There’s a story behind this and it has to do with my three bullies. If you’ve never heard of Neuro-Linguistic Programming (NLP), it is defined by NLP Vancouver as “the process of working with old memories that hold people back from achieving what they want in their lives. It is working with the way that person structures their experience of life (or their past) to enhance their future experience into something they desire and want.”
I was skeptical at first but I was desperate to pass my test and my friend who was trained in NLP had offered to help me out. Why not, right? I went in with an open mind and heart and knew it couldn’t hurt. With just one session, I discovered that I hadn’t dealt with my three bullies. There was a mental and emotional block that was preventing me from passing that exam. During that session, I remembered the playground, the ice, the push, the fall, the concussion, the loneliness and the great depth of sadness. I balled my eyes out (tears are flowing now as I write this). It was the first time in 19 years that I cried over the pain I had been carrying.
I called out my bullies’ names one by one and I forgave them. I walked away from that session feeling free, confident, brave and courageous. I walked into that exam room and got 98%. Did I fail that exam five times because I wasn’t smart? No. Did I fail that exam five times because I wasn’t capable? No. Did I fail that exam five times because I needed to deal with my three bullies? Yes. For whatever reason, I believe that exam helped me discover the power that those three girls had on my life but would no longer have.

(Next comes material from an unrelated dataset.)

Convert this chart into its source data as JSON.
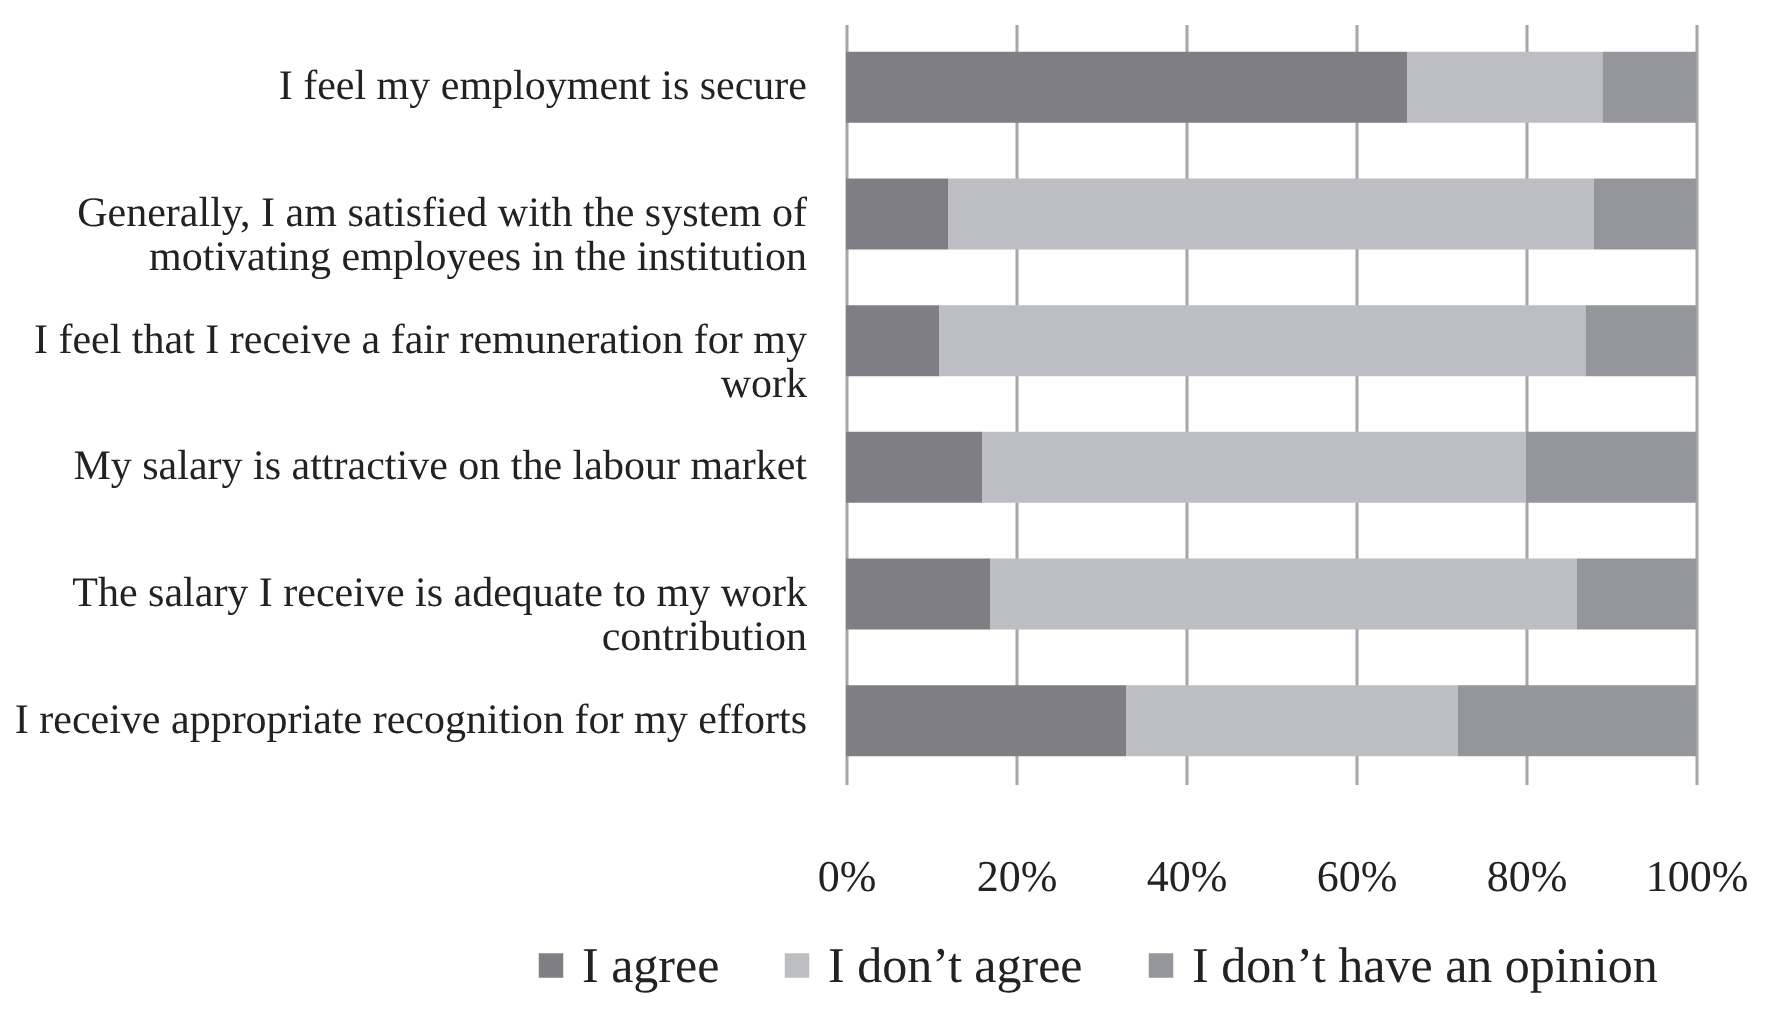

Moving forward, I am aware of the choices I make. I am aware that I have friendship boundaries. I will rarely go out with a group of girls but I am making progress. I will throw a great party but I usually like having men in the mix. I avoid groups of three. I surround myself with people who I know I can encourage, love and support and I too feel that way when I leave them. I enjoy having one-on-one conversations with people and connecting on deeper levels. I am careful with the company I keep. My relationships in my life are treasures. They are valuable and they keep me going. I have little tolerance for mean people, for bullies, and I have no problem saying so. Life is too short and I know my time is too precious to be paralyzed by fear.